- Relator(a)
- Ministro Felix Fischer
- Órgão julgador
- Quinta Turma
- Data do julgamento
- 15/12/2016
- Data de publicação
- 10/02/2017
STJ – Acórdão, Rel. Ministro Felix Fischer, Quinta Turma, j. 15/12/2016, p. 10/02/2017
PROCESSUAL PENAL. RECURSO ORDINÁRIO EM HABEAS CORPUS. PRISÃO PREVENTIVA. ORGANIZAÇÃO CRIMINOSA VOLTADA À PRATICA DE CRIMES RELACIONADOS AO TRÁFICO DE DROGAS, RECEPTAÇÃO E POSSE DE ARMAS. ALEGADA AUSÊNCIA DE FUNDAMENTAÇÃO DO DECRETO PRISIONAL. SEGREGAÇÃO CAUTELAR DEVIDAMENTE FUNDAMENTADA NA GARANTIA DA ORDEM PÚBLICA. MEDIDAS CAUTELARES. INAPLICABILIDADE. RECURSO ORDINÁRIO EM HABEAS CORPUS DESPROVIDO. I - A segregação cautelar deve ser considerada exceção, já que tal medida constritiva só se justifica caso demonstrada sua real indispensabilidade para assegurar a ordem pública, a instrução criminal ou a aplicação da lei penal, ex vi do artigo 312 do Código de Processo Penal. II - Na hipótese, o decreto prisional encontra-se devidamente fundamentado em dados extraídos dos autos, que evidenciam que a liberdade do ora recorrente acarretaria risco à ordem pública, notadamente considerando os indícios de sua participação em estruturada organização criminosa voltada à prática de crimes relacionado ao tráfico de drogas, "sendo que Jocimauro era o fornecedor e intermediador das drogas obtidas na organização" III - Além disso, já se pronunciou o col. Supremo Tribunal Federal no sentido de que "A necessidade de se interromper ou diminuir a atuação de integrantes de organização criminosa, enquadra-se no conceito de garantia da ordem pública, constituindo fundamentação cautelar idônea e suficiente para a prisão preventiva" (HC n. 95.024/SP, Primeira Turma, Relª. Minª. Cármen Lúcia, DJe de 20/2/2009).

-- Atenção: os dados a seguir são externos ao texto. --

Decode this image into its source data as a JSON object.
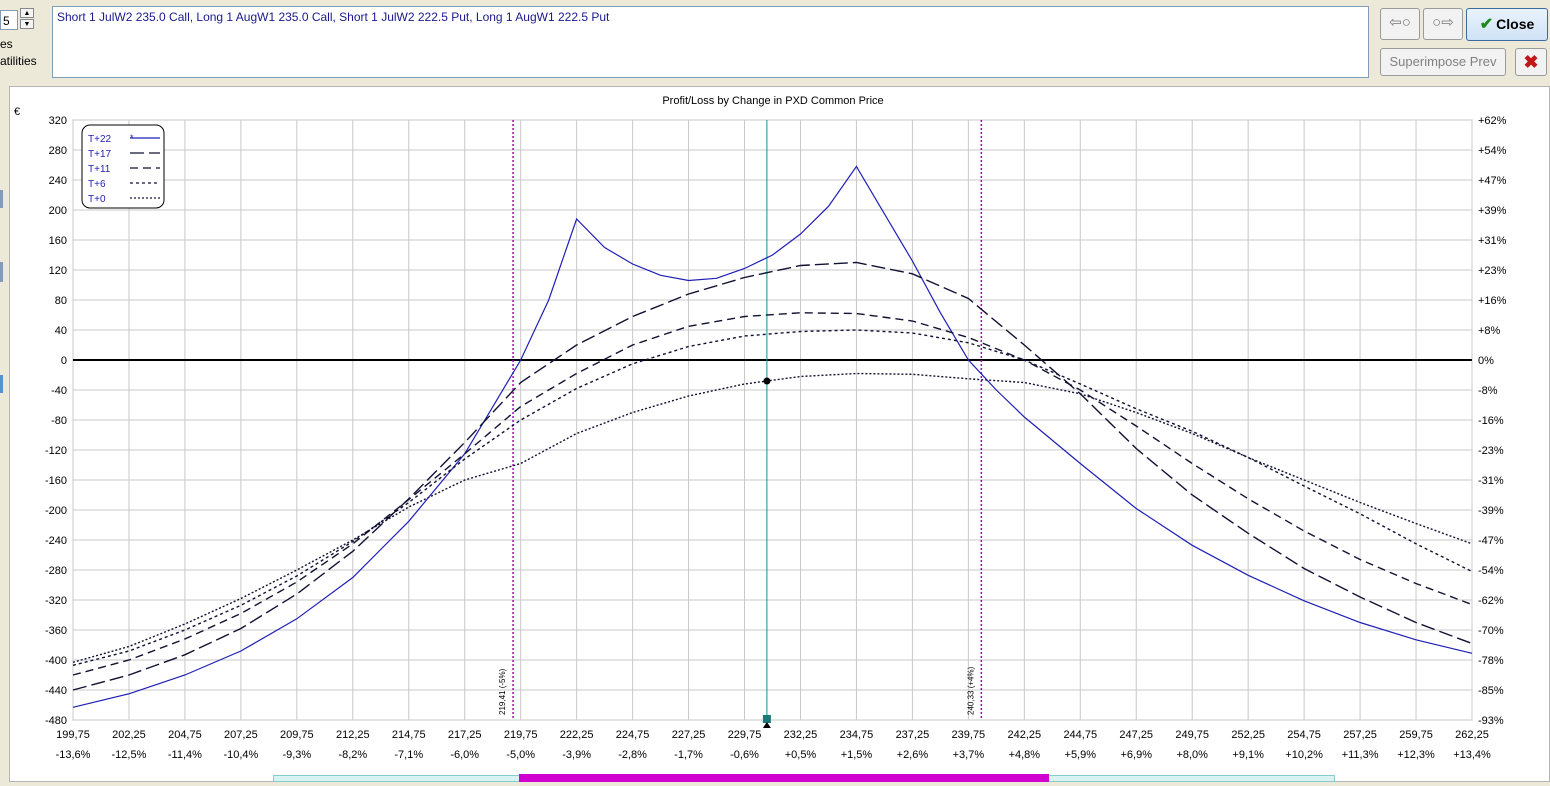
{
  "top": {
    "spinner_value": "5",
    "left_labels": [
      "es",
      "atilities"
    ],
    "strategy_text": "Short 1 JulW2 235.0 Call, Long 1 AugW1 235.0 Call, Short 1 JulW2 222.5 Put, Long 1 AugW1 222.5 Put",
    "close_label": "Close",
    "superimpose_label": "Superimpose Prev"
  },
  "icons": {
    "back": "back-arrow-icon",
    "forward": "forward-arrow-icon",
    "close": "checkmark-icon",
    "cancel": "x-icon"
  },
  "chart_data": {
    "type": "line",
    "title": "Profit/Loss by Change in PXD Common Price",
    "currency_symbol": "€",
    "xlim": [
      199.75,
      262.25
    ],
    "ylim": [
      -480,
      320
    ],
    "x_ticks": [
      199.75,
      202.25,
      204.75,
      207.25,
      209.75,
      212.25,
      214.75,
      217.25,
      219.75,
      222.25,
      224.75,
      227.25,
      229.75,
      232.25,
      234.75,
      237.25,
      239.75,
      242.25,
      244.75,
      247.25,
      249.75,
      252.25,
      254.75,
      257.25,
      259.75,
      262.25
    ],
    "x_tick_labels": [
      "199,75",
      "202,25",
      "204,75",
      "207,25",
      "209,75",
      "212,25",
      "214,75",
      "217,25",
      "219,75",
      "222,25",
      "224,75",
      "227,25",
      "229,75",
      "232,25",
      "234,75",
      "237,25",
      "239,75",
      "242,25",
      "244,75",
      "247,25",
      "249,75",
      "252,25",
      "254,75",
      "257,25",
      "259,75",
      "262,25"
    ],
    "x_pct_labels": [
      "-13,6%",
      "-12,5%",
      "-11,4%",
      "-10,4%",
      "-9,3%",
      "-8,2%",
      "-7,1%",
      "-6,0%",
      "-5,0%",
      "-3,9%",
      "-2,8%",
      "-1,7%",
      "-0,6%",
      "+0,5%",
      "+1,5%",
      "+2,6%",
      "+3,7%",
      "+4,8%",
      "+5,9%",
      "+6,9%",
      "+8,0%",
      "+9,1%",
      "+10,2%",
      "+11,3%",
      "+12,3%",
      "+13,4%"
    ],
    "y_ticks": [
      320,
      280,
      240,
      200,
      160,
      120,
      80,
      40,
      0,
      -40,
      -80,
      -120,
      -160,
      -200,
      -240,
      -280,
      -320,
      -360,
      -400,
      -440,
      -480
    ],
    "y_tick_labels": [
      "320",
      "280",
      "240",
      "200",
      "160",
      "120",
      "80",
      "40",
      "0",
      "-40",
      "-80",
      "-120",
      "-160",
      "-200",
      "-240",
      "-280",
      "-320",
      "-360",
      "-400",
      "-440",
      "-480"
    ],
    "y_right_labels": [
      "+62%",
      "+54%",
      "+47%",
      "+39%",
      "+31%",
      "+23%",
      "+16%",
      "+8%",
      "0%",
      "-8%",
      "-16%",
      "-23%",
      "-31%",
      "-39%",
      "-47%",
      "-54%",
      "-62%",
      "-70%",
      "-78%",
      "-85%",
      "-93%"
    ],
    "grid": true,
    "legend_position": "top-left",
    "series": [
      {
        "name": "T+22",
        "marker": "*",
        "style": "solid",
        "x": [
          199.75,
          202.25,
          204.75,
          207.25,
          209.75,
          212.25,
          214.75,
          217.25,
          219.75,
          221.0,
          222.25,
          223.5,
          224.75,
          226.0,
          227.25,
          228.5,
          229.75,
          231.0,
          232.25,
          233.5,
          234.75,
          236.0,
          237.25,
          238.5,
          239.75,
          241.0,
          242.25,
          244.75,
          247.25,
          249.75,
          252.25,
          254.75,
          257.25,
          259.75,
          262.25
        ],
        "y": [
          -463,
          -445,
          -420,
          -388,
          -345,
          -290,
          -215,
          -125,
          0,
          80,
          188,
          150,
          128,
          113,
          106,
          109,
          122,
          140,
          168,
          205,
          258,
          195,
          132,
          63,
          0,
          -40,
          -76,
          -138,
          -198,
          -247,
          -287,
          -321,
          -350,
          -373,
          -391
        ]
      },
      {
        "name": "T+17",
        "style": "longdash",
        "x": [
          199.75,
          202.25,
          204.75,
          207.25,
          209.75,
          212.25,
          214.75,
          217.25,
          219.75,
          222.25,
          224.75,
          227.25,
          229.75,
          232.25,
          234.75,
          237.25,
          239.75,
          242.25,
          244.75,
          247.25,
          249.75,
          252.25,
          254.75,
          257.25,
          259.75,
          262.25
        ],
        "y": [
          -440,
          -420,
          -393,
          -358,
          -312,
          -255,
          -185,
          -110,
          -30,
          20,
          58,
          88,
          110,
          126,
          130,
          115,
          82,
          20,
          -45,
          -118,
          -180,
          -231,
          -278,
          -316,
          -350,
          -378
        ]
      },
      {
        "name": "T+11",
        "style": "dash",
        "x": [
          199.75,
          202.25,
          204.75,
          207.25,
          209.75,
          212.25,
          214.75,
          217.25,
          219.75,
          222.25,
          224.75,
          227.25,
          229.75,
          232.25,
          234.75,
          237.25,
          239.75,
          242.25,
          244.75,
          247.25,
          249.75,
          252.25,
          254.75,
          257.25,
          259.75,
          262.25
        ],
        "y": [
          -420,
          -400,
          -372,
          -338,
          -296,
          -245,
          -186,
          -125,
          -62,
          -18,
          20,
          45,
          58,
          63,
          62,
          52,
          30,
          0,
          -40,
          -88,
          -138,
          -185,
          -228,
          -266,
          -298,
          -326
        ]
      },
      {
        "name": "T+6",
        "style": "dot",
        "x": [
          199.75,
          202.25,
          204.75,
          207.25,
          209.75,
          212.25,
          214.75,
          217.25,
          219.75,
          222.25,
          224.75,
          227.25,
          229.75,
          232.25,
          234.75,
          237.25,
          239.75,
          242.25,
          244.75,
          247.25,
          249.75,
          252.25,
          254.75,
          257.25,
          259.75,
          262.25
        ],
        "y": [
          -407,
          -388,
          -360,
          -327,
          -288,
          -242,
          -190,
          -132,
          -80,
          -38,
          -5,
          18,
          32,
          38,
          40,
          36,
          23,
          0,
          -32,
          -65,
          -95,
          -130,
          -168,
          -205,
          -245,
          -282
        ]
      },
      {
        "name": "T+0",
        "style": "densedot",
        "x": [
          199.75,
          202.25,
          204.75,
          207.25,
          209.75,
          212.25,
          214.75,
          217.25,
          219.75,
          222.25,
          224.75,
          227.25,
          229.75,
          232.25,
          234.75,
          237.25,
          239.75,
          242.25,
          244.75,
          247.25,
          249.75,
          252.25,
          254.75,
          257.25,
          259.75,
          262.25
        ],
        "y": [
          -403,
          -382,
          -352,
          -318,
          -280,
          -240,
          -196,
          -160,
          -138,
          -98,
          -70,
          -48,
          -32,
          -22,
          -18,
          -19,
          -25,
          -30,
          -45,
          -70,
          -98,
          -130,
          -160,
          -190,
          -218,
          -245
        ]
      }
    ],
    "breakeven_lines": [
      {
        "x": 219.41,
        "label": "219,41 (-5%)"
      },
      {
        "x": 240.33,
        "label": "240,33 (+4%)"
      }
    ],
    "current_price_x": 230.75,
    "current_point": {
      "x": 230.75,
      "y": -28
    }
  }
}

IV - Por fim, não é cabível a aplicação das medidas cautelares alternativas à prisão, in casu, haja vista estarem presentes os requisitos para a decretação da prisão preventiva, consoante determina o art. 282, § 6º, do Código de Processo Penal. Recurso ordinário desprovido. (RHC n. 78.424/SP, relator Ministro Felix Fischer, Quinta Turma, julgado em 15/12/2016, DJe de 10/2/2017.)